U.S. healthcare is a national failure

By David Whitsett

Last month, the Service Employees International Union (SEIU) scored a major victory when they enrolled 80,000 Chicago residents in Care for All, a program that teaches low income, uninsured families and individuals how to apply for charity care at local tax-exempt hospitals. Care for All not only holds private, nonprofit healthcare providers like Chicago’s largest, Advocate Health Care, to their legal obligation to provide charity care in return for the millions of dollars they receive in tax-exemptions each year, but it also ensures that its indigent patients can receive emergency treatment without being charged exorbitant hospital fees.

Unfortunately, the local triumph of Care for All points to the national failure of the American health system by raising a basic question: Why did a separate, independent agency like the SEIU have to inform citizens of their right to free health care, instead of the hospital that was obligated, under law, to provide it?

The simple answer is that Advocate is exceptional among nonprofit hospitals for its decidedly profit-oriented practices and thus avoids mentioning the topic of charity care to its patients in order to avoid losing the millions they receive in tax exemptions to pay for it. A more complicated answer is that Advocate’s practices are but one example of a larger national trend toward nonprofit hospitals withholding charity care from uninsured, low-income patients, a shift that reveals a dark yet familiar undercurrent tainting the national health system. The lowest stratum of hospital patients is increasingly unable to afford healthcare within a nonprofit hospital system that is operating more and more like a for-profit business.

Like all businesses, hospitals—even, private, non-profit ones—have to make money in order to survive. But many, like Advocate, cut charity costs not out of economic necessity but to further boost profit margins at the direct expense of its uninsured patients. Last year, for example, Advocate accrued a profit of $124 million from its money-making hospitals but spent less than one percent of its earnings on charity care in its low-income hospitals.

Another common alternative for wealthy, nonprofit hospitals seeking to preserve their profit margins is to simply privatize themselves or disassociate themselves from charitable, community-based health alliances. This practice effectively removes them of their expensive obligation to provide charity care at the expense of the communities that depend on them for affordable health care. Nowhere is this more evident than in the recent efforts of Cincinnati’s Christ hospital—a successful, nonprofit hospital that serves primarily wealthy, insured patients. It is also, however, the economic engine behind many charitable community health programs, as it is the leader of The Health Alliance, a nonprofit organization of six hospitals which sponsors these programs.

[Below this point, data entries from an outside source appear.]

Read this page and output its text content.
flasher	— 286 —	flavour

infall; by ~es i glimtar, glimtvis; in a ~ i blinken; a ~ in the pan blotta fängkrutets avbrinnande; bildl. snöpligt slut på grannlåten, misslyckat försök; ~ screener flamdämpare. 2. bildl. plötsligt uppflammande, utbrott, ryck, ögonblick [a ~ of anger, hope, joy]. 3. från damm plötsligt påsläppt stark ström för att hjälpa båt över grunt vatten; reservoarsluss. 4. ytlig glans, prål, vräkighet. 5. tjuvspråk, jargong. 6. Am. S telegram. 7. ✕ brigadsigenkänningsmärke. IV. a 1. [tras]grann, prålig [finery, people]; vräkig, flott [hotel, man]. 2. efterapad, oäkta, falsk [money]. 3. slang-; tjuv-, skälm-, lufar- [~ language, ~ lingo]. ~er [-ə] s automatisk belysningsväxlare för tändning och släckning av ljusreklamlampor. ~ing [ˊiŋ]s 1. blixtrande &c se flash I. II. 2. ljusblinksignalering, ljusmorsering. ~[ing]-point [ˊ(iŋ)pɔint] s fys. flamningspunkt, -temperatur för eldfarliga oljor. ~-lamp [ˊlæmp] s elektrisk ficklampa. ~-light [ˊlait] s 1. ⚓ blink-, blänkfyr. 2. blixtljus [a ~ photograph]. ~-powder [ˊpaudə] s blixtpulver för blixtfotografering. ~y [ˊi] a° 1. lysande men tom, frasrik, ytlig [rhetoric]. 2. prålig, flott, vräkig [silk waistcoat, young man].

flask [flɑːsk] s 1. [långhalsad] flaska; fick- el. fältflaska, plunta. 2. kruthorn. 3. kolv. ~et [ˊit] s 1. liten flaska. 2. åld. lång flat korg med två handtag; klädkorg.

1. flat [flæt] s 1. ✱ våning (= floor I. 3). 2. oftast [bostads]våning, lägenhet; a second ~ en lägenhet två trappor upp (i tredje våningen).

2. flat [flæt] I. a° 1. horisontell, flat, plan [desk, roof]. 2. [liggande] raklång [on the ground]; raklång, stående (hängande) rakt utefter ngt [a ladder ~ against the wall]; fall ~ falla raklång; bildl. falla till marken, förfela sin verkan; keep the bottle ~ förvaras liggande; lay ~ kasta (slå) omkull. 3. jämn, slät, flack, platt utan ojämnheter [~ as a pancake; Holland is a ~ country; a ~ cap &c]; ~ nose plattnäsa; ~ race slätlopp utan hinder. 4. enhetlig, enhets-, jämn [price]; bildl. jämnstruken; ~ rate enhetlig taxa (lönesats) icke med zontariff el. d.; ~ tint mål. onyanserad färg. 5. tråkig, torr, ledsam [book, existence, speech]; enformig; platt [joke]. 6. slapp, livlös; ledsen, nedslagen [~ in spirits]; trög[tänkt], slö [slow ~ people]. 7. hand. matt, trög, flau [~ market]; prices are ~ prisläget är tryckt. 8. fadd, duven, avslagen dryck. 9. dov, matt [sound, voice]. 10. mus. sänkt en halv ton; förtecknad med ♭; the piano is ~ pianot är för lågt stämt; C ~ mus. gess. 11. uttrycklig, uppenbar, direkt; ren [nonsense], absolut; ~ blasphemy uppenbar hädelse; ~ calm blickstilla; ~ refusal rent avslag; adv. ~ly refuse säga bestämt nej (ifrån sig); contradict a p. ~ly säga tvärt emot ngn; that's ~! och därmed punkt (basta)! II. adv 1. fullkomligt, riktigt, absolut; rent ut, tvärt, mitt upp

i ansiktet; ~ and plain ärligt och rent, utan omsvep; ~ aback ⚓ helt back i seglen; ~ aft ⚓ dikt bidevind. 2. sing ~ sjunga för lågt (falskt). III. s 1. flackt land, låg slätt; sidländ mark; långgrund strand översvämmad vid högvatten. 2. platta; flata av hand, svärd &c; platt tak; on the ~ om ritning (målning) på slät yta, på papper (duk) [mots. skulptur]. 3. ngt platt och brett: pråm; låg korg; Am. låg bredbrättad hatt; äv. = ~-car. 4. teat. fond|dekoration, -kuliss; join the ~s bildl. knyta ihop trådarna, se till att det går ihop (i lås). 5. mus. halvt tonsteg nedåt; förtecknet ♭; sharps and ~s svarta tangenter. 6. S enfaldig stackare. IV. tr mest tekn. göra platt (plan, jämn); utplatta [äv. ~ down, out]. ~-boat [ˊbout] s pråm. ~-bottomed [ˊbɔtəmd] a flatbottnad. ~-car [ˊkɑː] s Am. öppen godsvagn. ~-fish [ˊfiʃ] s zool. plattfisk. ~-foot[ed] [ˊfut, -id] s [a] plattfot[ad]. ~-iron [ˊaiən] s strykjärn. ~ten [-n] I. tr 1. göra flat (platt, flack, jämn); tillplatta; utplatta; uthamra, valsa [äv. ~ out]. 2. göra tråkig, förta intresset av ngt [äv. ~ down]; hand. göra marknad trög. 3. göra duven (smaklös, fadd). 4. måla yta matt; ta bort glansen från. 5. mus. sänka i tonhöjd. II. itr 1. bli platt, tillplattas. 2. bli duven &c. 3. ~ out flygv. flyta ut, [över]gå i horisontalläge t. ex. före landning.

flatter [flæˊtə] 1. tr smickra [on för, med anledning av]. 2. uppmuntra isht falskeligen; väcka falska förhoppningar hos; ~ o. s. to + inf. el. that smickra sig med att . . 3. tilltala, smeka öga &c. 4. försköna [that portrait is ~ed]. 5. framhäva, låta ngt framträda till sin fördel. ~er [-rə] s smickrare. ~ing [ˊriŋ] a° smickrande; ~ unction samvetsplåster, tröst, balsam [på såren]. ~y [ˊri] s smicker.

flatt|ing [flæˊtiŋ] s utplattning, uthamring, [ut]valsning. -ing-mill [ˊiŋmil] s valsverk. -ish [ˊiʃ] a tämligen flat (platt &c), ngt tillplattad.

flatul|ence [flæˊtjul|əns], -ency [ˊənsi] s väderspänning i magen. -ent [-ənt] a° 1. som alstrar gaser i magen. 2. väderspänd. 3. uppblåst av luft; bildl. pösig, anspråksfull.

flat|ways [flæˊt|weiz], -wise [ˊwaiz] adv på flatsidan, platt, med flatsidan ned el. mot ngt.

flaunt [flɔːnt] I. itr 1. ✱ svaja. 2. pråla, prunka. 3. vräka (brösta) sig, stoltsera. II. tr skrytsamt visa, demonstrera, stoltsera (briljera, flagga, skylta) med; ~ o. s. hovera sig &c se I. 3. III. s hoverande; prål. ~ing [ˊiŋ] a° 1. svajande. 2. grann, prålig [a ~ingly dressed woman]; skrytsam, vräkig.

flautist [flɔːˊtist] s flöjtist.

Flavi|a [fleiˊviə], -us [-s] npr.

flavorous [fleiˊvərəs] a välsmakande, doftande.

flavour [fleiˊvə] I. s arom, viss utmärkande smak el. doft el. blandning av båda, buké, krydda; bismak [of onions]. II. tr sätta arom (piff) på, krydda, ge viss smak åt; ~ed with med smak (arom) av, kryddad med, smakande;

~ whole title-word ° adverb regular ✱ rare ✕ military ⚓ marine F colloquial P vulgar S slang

In order to both consolidate its wealthier patients and minimize its costly obligation to provide charitable health care to its poorer ones, Christ hospital is attempting to disassociate itself from the Health Alliance and the charitable, community-based principles on which it was founded. The same trend has been reported in states across the country, including New Jersey, Pennsylvania, and Georgia, and has resulted not only in the severing of many low-income citizens from their traditional health care providers, but also in an increased financial burden on the remaining, charitable nonprofits. We will soon be left with a two-tiered health system, where the bottom tier is at increasing risk of disintegration and bankruptcy as the top tier follows the money trail.

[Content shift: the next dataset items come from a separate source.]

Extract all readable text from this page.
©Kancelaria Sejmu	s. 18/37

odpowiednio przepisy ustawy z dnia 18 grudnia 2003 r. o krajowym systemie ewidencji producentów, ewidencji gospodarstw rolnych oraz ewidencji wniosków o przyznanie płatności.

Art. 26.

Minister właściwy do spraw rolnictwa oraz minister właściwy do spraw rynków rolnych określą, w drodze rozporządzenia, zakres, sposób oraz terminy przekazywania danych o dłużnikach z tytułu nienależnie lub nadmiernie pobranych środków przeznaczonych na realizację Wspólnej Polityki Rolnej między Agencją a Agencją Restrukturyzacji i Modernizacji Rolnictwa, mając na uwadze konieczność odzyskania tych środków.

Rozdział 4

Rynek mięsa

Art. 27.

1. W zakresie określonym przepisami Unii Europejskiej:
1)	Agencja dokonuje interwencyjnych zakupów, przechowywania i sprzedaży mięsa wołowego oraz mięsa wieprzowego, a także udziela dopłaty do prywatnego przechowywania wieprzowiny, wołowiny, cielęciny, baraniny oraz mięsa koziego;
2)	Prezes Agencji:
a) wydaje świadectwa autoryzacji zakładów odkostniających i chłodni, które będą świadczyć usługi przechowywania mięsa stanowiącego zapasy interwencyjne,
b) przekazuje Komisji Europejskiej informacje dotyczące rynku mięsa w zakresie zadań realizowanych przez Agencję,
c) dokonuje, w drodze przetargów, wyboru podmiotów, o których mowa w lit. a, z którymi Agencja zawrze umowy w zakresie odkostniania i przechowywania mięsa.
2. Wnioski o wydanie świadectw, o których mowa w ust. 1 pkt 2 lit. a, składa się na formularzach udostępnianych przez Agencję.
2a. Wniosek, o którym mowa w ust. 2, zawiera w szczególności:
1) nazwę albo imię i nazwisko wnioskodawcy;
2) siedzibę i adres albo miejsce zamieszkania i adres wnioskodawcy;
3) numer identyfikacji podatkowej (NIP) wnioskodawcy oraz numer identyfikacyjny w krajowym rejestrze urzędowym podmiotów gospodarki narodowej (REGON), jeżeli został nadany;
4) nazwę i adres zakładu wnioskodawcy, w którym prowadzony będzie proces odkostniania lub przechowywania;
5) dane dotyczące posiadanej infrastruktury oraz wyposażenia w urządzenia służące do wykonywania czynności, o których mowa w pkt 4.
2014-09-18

Though Care for All was a local success, it is not a national solution. In an increasingly business-driven healthcare industry, the enforcement of charity care often increases nonprofit hospitals’ incentive toward for-profit practices—or simply bankrupts them. Instead of economically disadvantaging hospitals attempting to provide for uninsured patients, we need to empower the low-income patients with expanded insurance entitlements that allow the hospital to be reimbursed. As Michael Campbell, executive director of the Pennsylvania Health Law Project, observes, “Morally, it’s to figure out ways to get more insurance entitlements, through state Medicaid reform, into the hands of people and stop making them beg at the E.R. door.” Without insurance reform, healthcare will be become just another trade-able commodity, provided by business savvy hospitals that reserve care only for those who can afford it.